Owners of an incorporated family business sometimes forget that, under the default rules of corporate law, the board of directors, not the shareholders or the chief executive officer, has the power to manage the business and affairs of the corporation. It is important for the owners of a family corporation to acknowledge that principle when the officers attempt to exercise corporate powers in a legally binding manner or when the owners engage in business succession planning. A recent case under Delaware corporate law illustrates how broad and robust the principle of board supremacy can be.
In Re WeWork Litigation: Facts
On August 21, 2020, the Court of Chancery in the State of Delaware issued a decision involving a business called The We Company, a Delaware corporation (the "Company"). The question at issue was whether the Company's management could refuse to disclose to members of the Company's board of directors any privileged communications between the Company's executives and the Company's attorneys. The court held that the Company's management could not withhold such information from the directors.
As the court laid out the facts, the (ongoing) litigation arose out of a transaction under which a faction of stockholders, referred to as "Softbank," offered to provide a loan and other consideration to the Company, in exchange for voting control. The Company's board of directors formed a committee of two directors (the "Special Committee") to negotiate and oversee the transaction for the Company.

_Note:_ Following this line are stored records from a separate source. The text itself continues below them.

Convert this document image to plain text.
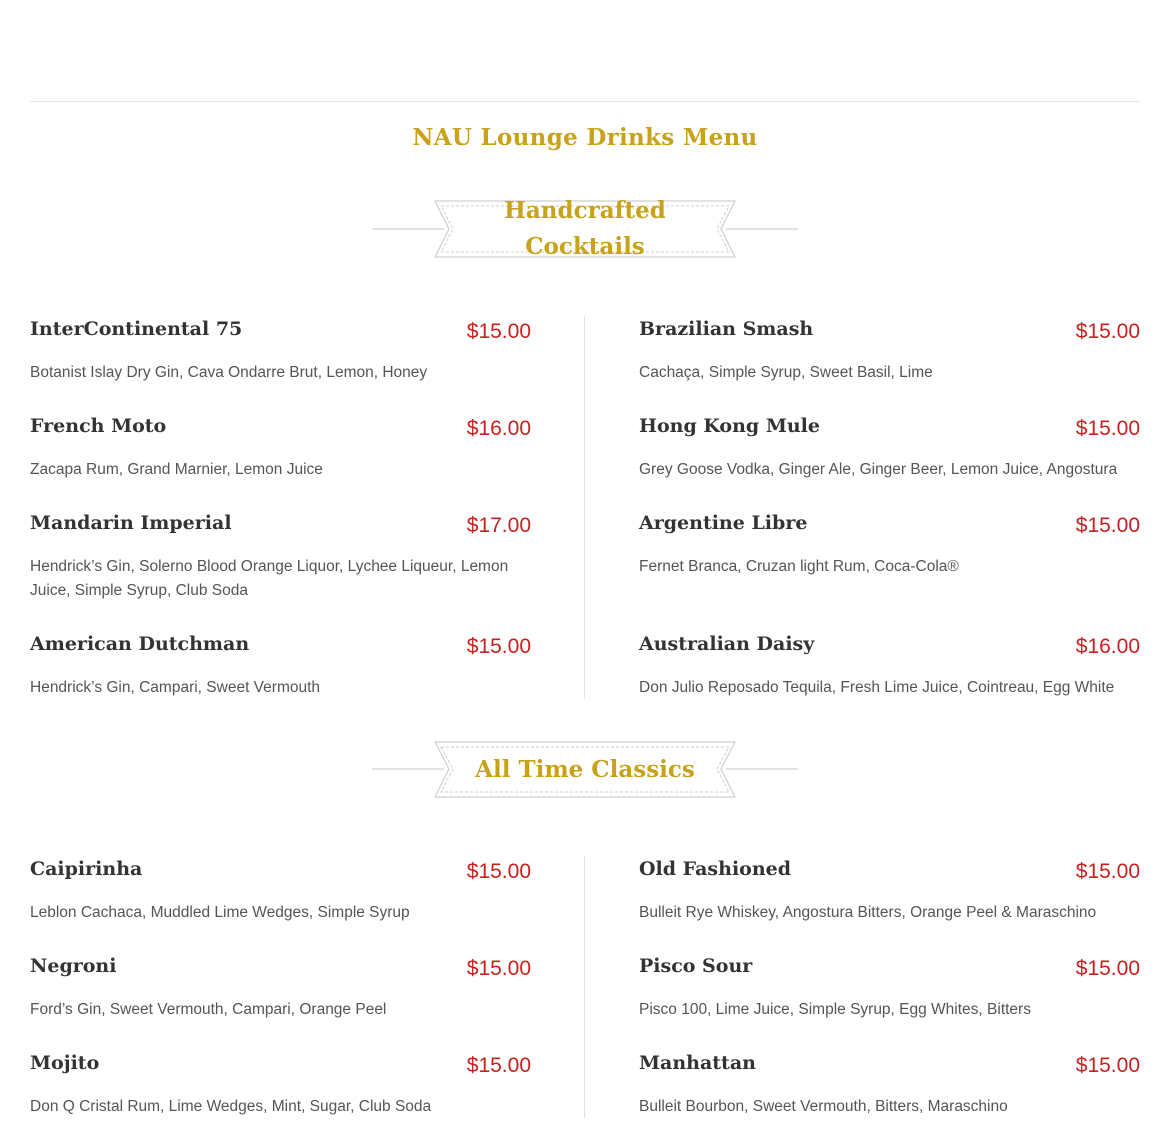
NAU Lounge Drinks Menu
Handcrafted Cocktails
InterContinental 75	$15.00
Botanist Islay Dry Gin, Cava Ondarre Brut, Lemon, Honey
Brazilian Smash	$15.00
Cachaça, Simple Syrup, Sweet Basil, Lime
French Moto	$16.00
Zacapa Rum, Grand Marnier, Lemon Juice
Hong Kong Mule	$15.00
Grey Goose Vodka, Ginger Ale, Ginger Beer, Lemon Juice, Angostura
Mandarin Imperial	$17.00
Hendrick’s Gin, Solerno Blood Orange Liquor, Lychee Liqueur, Lemon Juice, Simple Syrup, Club Soda
Argentine Libre	$15.00
Fernet Branca, Cruzan light Rum, Coca-Cola®
American Dutchman	$15.00
Hendrick’s Gin, Campari, Sweet Vermouth
Australian Daisy	$16.00
Don Julio Reposado Tequila, Fresh Lime Juice, Cointreau, Egg White
All Time Classics
Caipirinha	$15.00
Leblon Cachaca, Muddled Lime Wedges, Simple Syrup
Old Fashioned	$15.00
Bulleit Rye Whiskey, Angostura Bitters, Orange Peel & Maraschino
Negroni	$15.00
Ford’s Gin, Sweet Vermouth, Campari, Orange Peel
Pisco Sour	$15.00
Pisco 100, Lime Juice, Simple Syrup, Egg Whites, Bitters
Mojito	$15.00
Don Q Cristal Rum, Lime Wedges, Mint, Sugar, Club Soda
Manhattan	$15.00
Bulleit Bourbon, Sweet Vermouth, Bitters, Maraschino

After Softbank gained voting control of the Company, the board appointed an individual chosen by Softbank to serve as CEO. A short time later, however, the Special Committee alleged that Softbank breached its obligations under the transaction. The Special Committee caused the Company to bring a lawsuit against Softbank for the alleged breaches.
Softbank opposed the Company's lawsuit and urged the Company's board to take steps to end the lawsuit. In response, the Company's board of directors authorized the Company's management to retain a search firm to find two disinterested candidates to be appointed as temporary members of the board and constitute a new committee (the "New Committee"). The board empowered the New Committee to investigate whether the Special Committee had proper authority to cause the Company to pursue the lawsuit against Softbank.
The New Committee eventually reported that the Special Committee had exceeded its authority, and, based on that determination, the New Committee directed the Company's legal department to cause the Company to file a motion in court for leave to voluntarily dismiss the lawsuit.
The Special Committee sought to oppose the motion to dismiss and, still acting on behalf of the Company, asked management to provide the Special Committee with records of privileged communications among members of management, in-house counsel, and outside counsel about the decision to appoint temporary directors and form the New Committee. When management refused to disclosed the privileged communications, the Special Committee asked the court to order management to provide the information.
In Re WeWork Litigation: Holding
The court found that the specific question at issue, whether management could withhold privileged communications from members of the board, was a matter of first impression. Nevertheless, the court was unreserved in its holding that management cannot unilaterally withhold such information from members of the board. In its opinion, the court wrote that the board, not management, is responsible for overseeing the affairs of a corporation and that allowing management to shield the Company's privileged information from the board would turn corporate law on its head.
The court cited section 140(a) of Delaware's General Business Corporation Law, which says, "The business and affairs of every corporation…shall be managed by or under the direction of a board of directors, except as may be otherwise provided [under the statutes] or in its certificate of incorporation." Note that the rule giving the board of directors authority to control the management of a corporation can be altered under Delaware law, but only as set forth in the corporation's certificate (a/k/a articles) of incorporation.
The rule is similar under corporate law in most other states. For example, the ABA's Model Business Corporations Act says, "Except as may be provided in [a shareholders' agreement] and subject to any limitation in the articles of incorporation permitted by [statute], all corporate powers shall be exercised by or under the authority of the board of directors, and the business and affairs of the corporation shall be managed by or under the direction, and subject to the oversight, of the board of directors."
How This Information Can Help
1. Under default rules, the operations of a family corporation are controlled by the board of directors, not the shareholders or the officers. Therefore, if the president or chief executive officer of a family corporation proposes to take an action that is a matter of disagreement among the owners, the board of directors can make a binding decision to authorize or prevent that action. If the owners of a family corporation wish to limit the board's power, they can do so in the corporation's articles of incorporation (or, in some cases, by executing a shareholders' agreement).
2. When owners of an incorporated family business engage in succession planning, they can provide for a well-constituted board of directors to oversee the family member (or outsider) whom they select as successor president or chief executive officer. In that way, they will not be granting too much power to one person. In the alternative, if they wish to grant special powers to the shareholders or the executives under their succession plan, they can do so by limiting the powers of the board in specific ways that are set forth in the corporation's articles of incorporation.